The annualized stroke incidence was the primary outcome. The findings were as follows. Of 7,104 records, 188 RCTs fulfilled inclusion criteria for the systematic review. Of these, 158 studies (84.0 per cent) did not report stroke outcomes and were excluded from the meta-analysis, leading to a final cohort of 30 studies, with 61 arms and 75,327 patients. Stroke incidence was 1.1% with high heterogeneity across trials. Higher NYHA functional class (P < 0.001), lower systolic blood pressure (P < 0.001), diuretic use (P = 0.001), and diabetes (P < 0.001) were associated with stroke.

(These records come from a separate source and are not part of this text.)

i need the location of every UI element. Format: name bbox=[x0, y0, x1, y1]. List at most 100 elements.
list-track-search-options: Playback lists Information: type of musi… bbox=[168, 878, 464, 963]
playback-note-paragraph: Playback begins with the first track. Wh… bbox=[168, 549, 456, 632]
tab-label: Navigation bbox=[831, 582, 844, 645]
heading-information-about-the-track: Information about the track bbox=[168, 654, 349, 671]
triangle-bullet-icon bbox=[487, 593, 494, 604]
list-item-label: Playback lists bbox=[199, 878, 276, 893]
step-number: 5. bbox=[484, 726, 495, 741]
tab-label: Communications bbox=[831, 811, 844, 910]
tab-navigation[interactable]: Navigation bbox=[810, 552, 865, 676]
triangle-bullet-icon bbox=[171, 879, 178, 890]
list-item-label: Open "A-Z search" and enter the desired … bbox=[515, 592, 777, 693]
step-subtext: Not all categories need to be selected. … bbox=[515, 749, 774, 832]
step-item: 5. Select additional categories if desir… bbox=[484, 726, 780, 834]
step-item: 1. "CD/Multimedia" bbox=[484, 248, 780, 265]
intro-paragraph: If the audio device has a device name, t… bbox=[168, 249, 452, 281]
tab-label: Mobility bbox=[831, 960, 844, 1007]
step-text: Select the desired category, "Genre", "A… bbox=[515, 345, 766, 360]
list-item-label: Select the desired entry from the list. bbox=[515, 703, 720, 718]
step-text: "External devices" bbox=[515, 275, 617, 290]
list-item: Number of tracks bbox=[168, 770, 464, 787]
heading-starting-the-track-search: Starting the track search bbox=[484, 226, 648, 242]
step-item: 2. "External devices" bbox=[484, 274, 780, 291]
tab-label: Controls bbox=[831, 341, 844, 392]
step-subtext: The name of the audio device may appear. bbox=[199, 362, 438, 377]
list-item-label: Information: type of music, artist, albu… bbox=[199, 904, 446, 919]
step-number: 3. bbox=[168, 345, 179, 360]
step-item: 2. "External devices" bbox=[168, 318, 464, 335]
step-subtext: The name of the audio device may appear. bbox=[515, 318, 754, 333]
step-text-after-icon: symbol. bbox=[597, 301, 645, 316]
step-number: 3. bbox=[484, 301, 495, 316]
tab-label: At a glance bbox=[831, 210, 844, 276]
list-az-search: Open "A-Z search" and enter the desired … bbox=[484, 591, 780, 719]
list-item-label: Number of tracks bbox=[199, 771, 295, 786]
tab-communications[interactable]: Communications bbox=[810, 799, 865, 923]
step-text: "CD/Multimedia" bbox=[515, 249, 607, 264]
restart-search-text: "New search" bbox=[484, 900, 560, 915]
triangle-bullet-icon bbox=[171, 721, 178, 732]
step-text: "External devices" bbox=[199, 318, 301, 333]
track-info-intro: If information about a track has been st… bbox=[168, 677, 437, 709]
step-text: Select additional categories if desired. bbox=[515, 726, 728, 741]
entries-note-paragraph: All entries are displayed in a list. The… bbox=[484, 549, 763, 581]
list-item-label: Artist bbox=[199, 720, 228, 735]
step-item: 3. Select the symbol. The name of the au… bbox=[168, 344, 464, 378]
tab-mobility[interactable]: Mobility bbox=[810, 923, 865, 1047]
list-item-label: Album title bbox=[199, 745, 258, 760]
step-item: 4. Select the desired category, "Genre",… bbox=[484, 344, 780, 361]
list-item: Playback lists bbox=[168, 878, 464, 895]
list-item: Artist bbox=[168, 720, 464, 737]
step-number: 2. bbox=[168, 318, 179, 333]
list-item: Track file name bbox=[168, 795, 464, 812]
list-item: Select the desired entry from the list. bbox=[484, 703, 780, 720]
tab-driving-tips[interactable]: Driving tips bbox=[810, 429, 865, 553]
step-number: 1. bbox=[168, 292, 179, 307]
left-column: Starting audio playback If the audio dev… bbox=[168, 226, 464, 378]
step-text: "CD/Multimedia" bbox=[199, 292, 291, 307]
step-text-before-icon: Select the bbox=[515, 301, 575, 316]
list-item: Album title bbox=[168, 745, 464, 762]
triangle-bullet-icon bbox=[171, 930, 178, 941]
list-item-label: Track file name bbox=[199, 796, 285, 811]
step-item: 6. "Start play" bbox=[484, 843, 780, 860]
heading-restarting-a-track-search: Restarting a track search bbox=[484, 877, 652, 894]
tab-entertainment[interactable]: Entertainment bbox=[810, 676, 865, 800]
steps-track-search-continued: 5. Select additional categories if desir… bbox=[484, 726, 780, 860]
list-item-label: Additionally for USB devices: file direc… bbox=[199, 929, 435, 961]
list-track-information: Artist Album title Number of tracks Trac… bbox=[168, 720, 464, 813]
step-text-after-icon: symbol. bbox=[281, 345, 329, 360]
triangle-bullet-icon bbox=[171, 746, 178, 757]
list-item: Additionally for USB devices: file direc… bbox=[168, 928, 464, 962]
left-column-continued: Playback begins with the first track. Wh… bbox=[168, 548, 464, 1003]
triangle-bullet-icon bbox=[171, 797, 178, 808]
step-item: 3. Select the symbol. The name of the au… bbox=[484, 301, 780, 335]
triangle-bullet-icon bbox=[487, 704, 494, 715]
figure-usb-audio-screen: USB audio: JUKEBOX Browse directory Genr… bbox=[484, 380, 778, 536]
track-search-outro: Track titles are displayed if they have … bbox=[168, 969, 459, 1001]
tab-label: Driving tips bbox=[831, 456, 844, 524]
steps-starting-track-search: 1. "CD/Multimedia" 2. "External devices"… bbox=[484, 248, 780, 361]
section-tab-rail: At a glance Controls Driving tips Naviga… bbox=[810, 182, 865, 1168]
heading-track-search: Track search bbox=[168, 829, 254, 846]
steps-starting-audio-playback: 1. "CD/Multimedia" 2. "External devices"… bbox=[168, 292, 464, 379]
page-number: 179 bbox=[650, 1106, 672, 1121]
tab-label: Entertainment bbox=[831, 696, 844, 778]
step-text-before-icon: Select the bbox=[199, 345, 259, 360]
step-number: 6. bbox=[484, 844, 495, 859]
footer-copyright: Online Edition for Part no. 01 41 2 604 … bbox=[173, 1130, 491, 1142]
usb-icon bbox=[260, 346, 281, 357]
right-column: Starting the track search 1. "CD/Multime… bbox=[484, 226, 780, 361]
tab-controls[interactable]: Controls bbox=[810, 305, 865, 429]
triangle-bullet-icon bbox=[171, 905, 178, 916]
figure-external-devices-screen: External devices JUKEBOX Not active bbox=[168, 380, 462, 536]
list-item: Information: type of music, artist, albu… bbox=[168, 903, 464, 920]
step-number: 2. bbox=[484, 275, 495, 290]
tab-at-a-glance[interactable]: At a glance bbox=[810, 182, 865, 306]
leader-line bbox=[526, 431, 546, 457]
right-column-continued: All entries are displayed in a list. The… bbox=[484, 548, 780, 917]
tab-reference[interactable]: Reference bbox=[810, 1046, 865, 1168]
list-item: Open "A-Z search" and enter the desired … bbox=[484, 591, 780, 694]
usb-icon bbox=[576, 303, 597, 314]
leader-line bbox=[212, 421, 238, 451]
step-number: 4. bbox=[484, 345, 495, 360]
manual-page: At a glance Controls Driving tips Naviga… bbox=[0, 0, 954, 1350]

No association of renin-angiotensin-aldosterone inhibitors, beta-blockers, mineralocorticoid receptor antagonists, and transcatheter mitral valve replacement with stroke was observed. Stroke was associated with higher risk of all-cause and cardiovascular mortality, heart failure hospitalization and acute coronary syndromes (P < 0.001 for all). The authors concluded that stroke was reported in a vast minority of HFrEF RCTs with heterogeneous definitions and no reference to underlying mechanisms. Despite under-reporting, stroke incidence is non-negligible. Stroke is associated with HFrEF-specific characteristics and outcomes, whereas it is not impacted by current HFrEF treatments.
References:
- Warach S et al. Optimal Delay Time to Initiate Anticoagulation After Ischemic Stroke in Atrial Fibrillation: A Pragmatic, Response-Adaptive Randomized Clinical Trial. JAMA Neurol 2025 May 1;82(5):470-476. doi: 10.1001/jamaneurol.2025.0285.
- McCabe J et al. Residual Risk of Recurrent Stroke Despite Anticoagulation in Patients With Atrial Fibrillation: A Systematic Review and Meta-Analysis. JAMA Neurol 2025 Jul 1;82(7):696-705. doi: 10.1001/jamaneurol.2025.1337.
- Skurk C et al. Left Atrial Appendage Closure or Medical Therapy in Atrial Fibrillation. N Engl J Med 2026;394:1270-1280. doi: 10.1056/NEJMoa2513310. VOL. 394 NO. 13 (Pub Mar 18 2026)
- Yang Y et al. Stroke patients with obstructive sleep Apnea: Risk of cardiovascular diseases – A systematic review and meta-analysis. Sleep Med 2025 Oct:134:106667. doi:10.1016/j.sleep.2025.106667. Epub 2025 Jul 7
- Gallone G et al. Stroke in Heart Failure With Reduced Ejection Fraction: Systematic Review and Meta-Analysis of Randomized Trials. JACC Heart Fail 2025 Jul;13(7):102389. doi:10.1016/j.jchf.2024.12.008. Epub 2025 Mar 12.